Obbiettivi e Palinsesto

“Mai come quest’anno un evento come Milano Music Week è fondamentale per contribuire al necessario rilancio dell’intero settore musicale che sta vivendo una crisi gravissima. D’accordo con tutti i promotori, che rappresentano l’intera industria musicale, vogliamo fare quadrato, aiutare per quanto possibile la ripartenza delle attività, facilitare i professionisti della musica e dell’intrattenimento a ritrovare occasioni di lavoro e riportare la musica, in tutte le sue forme e nel migliore dei modi, al pubblico, unico vero destinatario del nostro lavoro. Sarà per forza di cose una edizione online, durante la quale proveremo ad esplorare nuove forme di fruizione e produzione musicale per costruire insieme nuovi scenari.”
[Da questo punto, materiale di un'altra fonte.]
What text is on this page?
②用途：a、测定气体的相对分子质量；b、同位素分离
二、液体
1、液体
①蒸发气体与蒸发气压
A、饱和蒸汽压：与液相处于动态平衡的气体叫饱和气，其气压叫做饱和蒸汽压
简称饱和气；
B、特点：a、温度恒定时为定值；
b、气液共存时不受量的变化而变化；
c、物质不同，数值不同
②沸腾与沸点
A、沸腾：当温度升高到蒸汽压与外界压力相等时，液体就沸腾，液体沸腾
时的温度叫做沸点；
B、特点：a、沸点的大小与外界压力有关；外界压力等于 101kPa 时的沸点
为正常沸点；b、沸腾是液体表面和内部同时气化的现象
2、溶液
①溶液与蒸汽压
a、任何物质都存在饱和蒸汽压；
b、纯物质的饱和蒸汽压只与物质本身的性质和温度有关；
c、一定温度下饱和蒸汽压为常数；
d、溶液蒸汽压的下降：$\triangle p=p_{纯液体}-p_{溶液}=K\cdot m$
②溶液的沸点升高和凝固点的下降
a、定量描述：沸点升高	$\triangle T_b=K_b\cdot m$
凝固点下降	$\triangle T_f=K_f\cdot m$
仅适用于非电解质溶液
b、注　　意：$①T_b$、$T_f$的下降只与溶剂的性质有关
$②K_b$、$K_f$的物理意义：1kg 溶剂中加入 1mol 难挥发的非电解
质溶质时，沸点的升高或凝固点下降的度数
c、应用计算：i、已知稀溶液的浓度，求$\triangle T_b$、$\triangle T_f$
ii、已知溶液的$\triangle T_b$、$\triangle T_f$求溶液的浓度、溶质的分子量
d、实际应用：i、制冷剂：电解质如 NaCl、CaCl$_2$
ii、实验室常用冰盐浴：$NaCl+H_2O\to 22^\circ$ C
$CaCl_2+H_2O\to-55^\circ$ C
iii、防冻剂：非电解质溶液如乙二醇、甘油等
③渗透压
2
Queste le parole del Curatore della Milano Music Week 2020, Luca Di Gennaro. Un messaggio forte quello lanciato dal settore anche attraverso questa settimana di eventi in digitale. Eventi volti in particolare allo sviluppo e al confronto sull’evoluzione dei vari meccanismi del music industry in un periodo come questo. Diversi i partner dell’evento, che vede anzitutto il Comune di Milano come partner principale insieme a FIMI (Federazione Industria Musicale Italiana). Ma non solo, anche il collecting NUOVOIMAIE e Assomusica e il supporto di SIAE. Un palinsesto davvero ricco e interessante sia per gli addetti al settore come detto, che anche per chi è in carenza di musica ed emozioni. Ad esempio, l’interessante Linecheck Music Meeting and Festival 2020 si propone in streaming con tre tappe a Milano, Roma e Ibiza. Molti i protagonisti anche italiani come Birthh, Cecilia, Camilla Sparksss, Fuera, Fivequestionmarks, Godblesscomputers, Kharfi, Neue Grafik Ensemble, MYSS KETA, Penelope Isles, QuinzeQuinze, Speranza e molti altri.
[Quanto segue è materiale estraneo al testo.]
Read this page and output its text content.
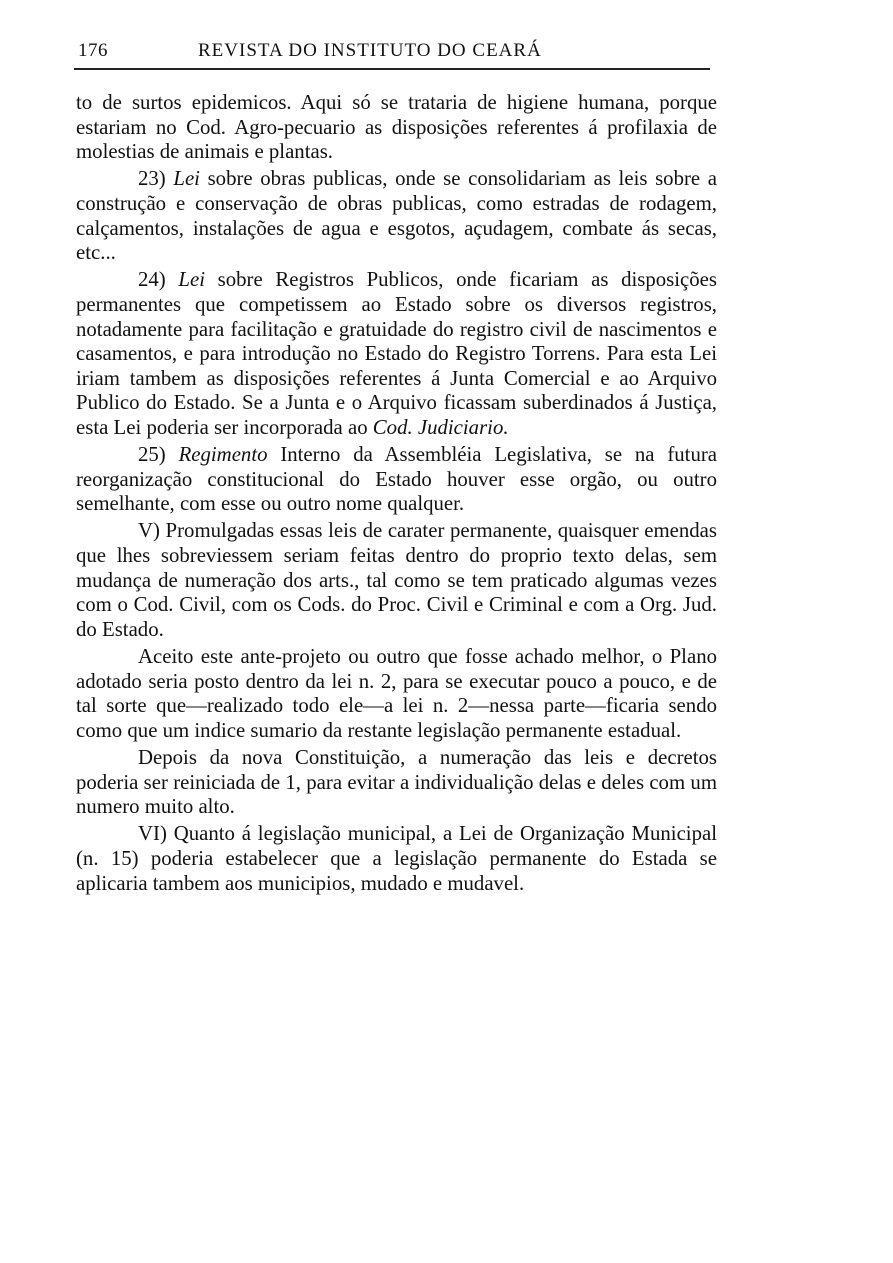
176	REVISTA DO INSTITUTO DO CEARÁ

to de surtos epidemicos. Aqui só se trataria de higiene humana, porque estariam no Cod. Agro-pecuario as disposições referentes á profilaxia de molestias de animais e plantas.

23) Lei sobre obras publicas, onde se consolidariam as leis sobre a construção e conservação de obras publicas, como estradas de rodagem, calçamentos, instalações de agua e esgotos, açudagem, combate ás secas, etc...

24) Lei sobre Registros Publicos, onde ficariam as disposições permanentes que competissem ao Estado sobre os diversos registros, notadamente para facilitação e gratuidade do registro civil de nascimentos e casamentos, e para introdução no Estado do Registro Torrens. Para esta Lei iriam tambem as disposições referentes á Junta Comercial e ao Arquivo Publico do Estado. Se a Junta e o Arquivo ficassam suberdinados á Justiça, esta Lei poderia ser incorporada ao Cod. Judiciario.

25) Regimento Interno da Assembléia Legislativa, se na futura reorganização constitucional do Estado houver esse orgão, ou outro semelhante, com esse ou outro nome qualquer.

V) Promulgadas essas leis de carater permanente, quaisquer emendas que lhes sobreviessem seriam feitas dentro do proprio texto delas, sem mudança de numeração dos arts., tal como se tem praticado algumas vezes com o Cod. Civil, com os Cods. do Proc. Civil e Criminal e com a Org. Jud. do Estado.

Aceito este ante-projeto ou outro que fosse achado melhor, o Plano adotado seria posto dentro da lei n. 2, para se executar pouco a pouco, e de tal sorte que—realizado todo ele—a lei n. 2—nessa parte—ficaria sendo como que um indice sumario da restante legislação permanente estadual.

Depois da nova Constituição, a numeração das leis e decretos poderia ser reiniciada de 1, para evitar a individualição delas e deles com um numero muito alto.

VI) Quanto á legislação municipal, a Lei de Organização Municipal (n. 15) poderia estabelecer que a legislação permanente do Estada se aplicaria tambem aos municipios, mudado e mudavel.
Un’edizione anche formativa.

Un’edizione anche formativa con un mercoledì 18 novembre ricco di panel, incontri e seminari formativi con educational partner di grande spessore come la rinnovata collaborazione con il Master in Comunicazione Musicale e ALMED dell’Università Cattolica. Inoltre ci saranno anche il CPM Music Institute e il SAE Institute. Anche corsi di formazione esterna per chi magari vuole affacciarsi all’industria musicale sempre organizzati dagli enti sopracitati saranno disponibili e gratuiti per questa settimana che riaccende un po’ la città di Milano in questo autunno 2020. Noi saremo i primi a prenderne parte.
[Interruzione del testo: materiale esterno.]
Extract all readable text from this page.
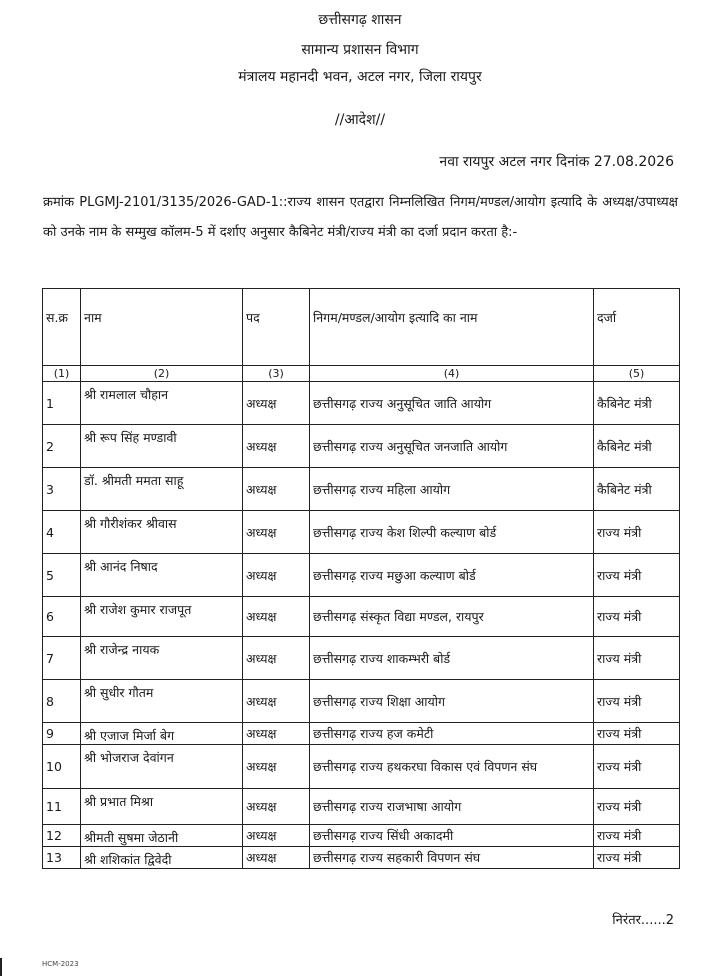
छत्तीसगढ़ शासन
सामान्य प्रशासन विभाग
मंत्रालय महानदी भवन, अटल नगर, जिला रायपुर
//आदेश//
नवा रायपुर अटल नगर दिनांक 27.08.2026
क्रमांक PLGMJ-2101/3135/2026-GAD-1::राज्य शासन एतद्वारा निम्नलिखित निगम/मण्डल/आयोग इत्यादि के अध्यक्ष/उपाध्यक्ष को उनके नाम के सम्मुख कॉलम-5 में दर्शाए अनुसार कैबिनेट मंत्री/राज्य मंत्री का दर्जा प्रदान करता है:-
स.क्र	नाम	पद	निगम/मण्डल/आयोग इत्यादि का नाम	दर्जा
(1)	(2)	(3)	(4)	(5)
1	श्री रामलाल चौहान	अध्यक्ष	छत्तीसगढ़ राज्य अनुसूचित जाति आयोग	कैबिनेट मंत्री
2	श्री रूप सिंह मण्डावी	अध्यक्ष	छत्तीसगढ़ राज्य अनुसूचित जनजाति आयोग	कैबिनेट मंत्री
3	डॉ. श्रीमती ममता साहू	अध्यक्ष	छत्तीसगढ़ राज्य महिला आयोग	कैबिनेट मंत्री
4	श्री गौरीशंकर श्रीवास	अध्यक्ष	छत्तीसगढ़ राज्य केश शिल्पी कल्याण बोर्ड	राज्य मंत्री
5	श्री आनंद निषाद	अध्यक्ष	छत्तीसगढ़ राज्य मछुआ कल्याण बोर्ड	राज्य मंत्री
6	श्री राजेश कुमार राजपूत	अध्यक्ष	छत्तीसगढ़ संस्कृत विद्या मण्डल, रायपुर	राज्य मंत्री
7	श्री राजेन्द्र नायक	अध्यक्ष	छत्तीसगढ़ राज्य शाकम्भरी बोर्ड	राज्य मंत्री
8	श्री सुधीर गौतम	अध्यक्ष	छत्तीसगढ़ राज्य शिक्षा आयोग	राज्य मंत्री
9	श्री एजाज मिर्जा बेग	अध्यक्ष	छत्तीसगढ़ राज्य हज कमेटी	राज्य मंत्री
10	श्री भोजराज देवांगन	अध्यक्ष	छत्तीसगढ़ राज्य हथकरघा विकास एवं विपणन संघ	राज्य मंत्री
11	श्री प्रभात मिश्रा	अध्यक्ष	छत्तीसगढ़ राज्य राजभाषा आयोग	राज्य मंत्री
12	श्रीमती सुषमा जेठानी	अध्यक्ष	छत्तीसगढ़ राज्य सिंधी अकादमी	राज्य मंत्री
13	श्री शशिकांत द्विवेदी	अध्यक्ष	छत्तीसगढ़ राज्य सहकारी विपणन संघ	राज्य मंत्री
निरंतर......2
HCM-2023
Una Milano Music Week 2020 che si preannuncia parecchio gustosa per tutti gli appassionati di musica. Un sostegno invece, per chi non può più lavorare a causa del coronavirus. Qui a maggior ragione dove il governo per ora ha fatto poco per poter sostenere uno dei settori con maggiore potenziale nel nostro paese. Ma è con eventi di questo tipo che si trovano un po’ di input per tenere duro, e una collettività che nel nostro paese manca da diverso tempo.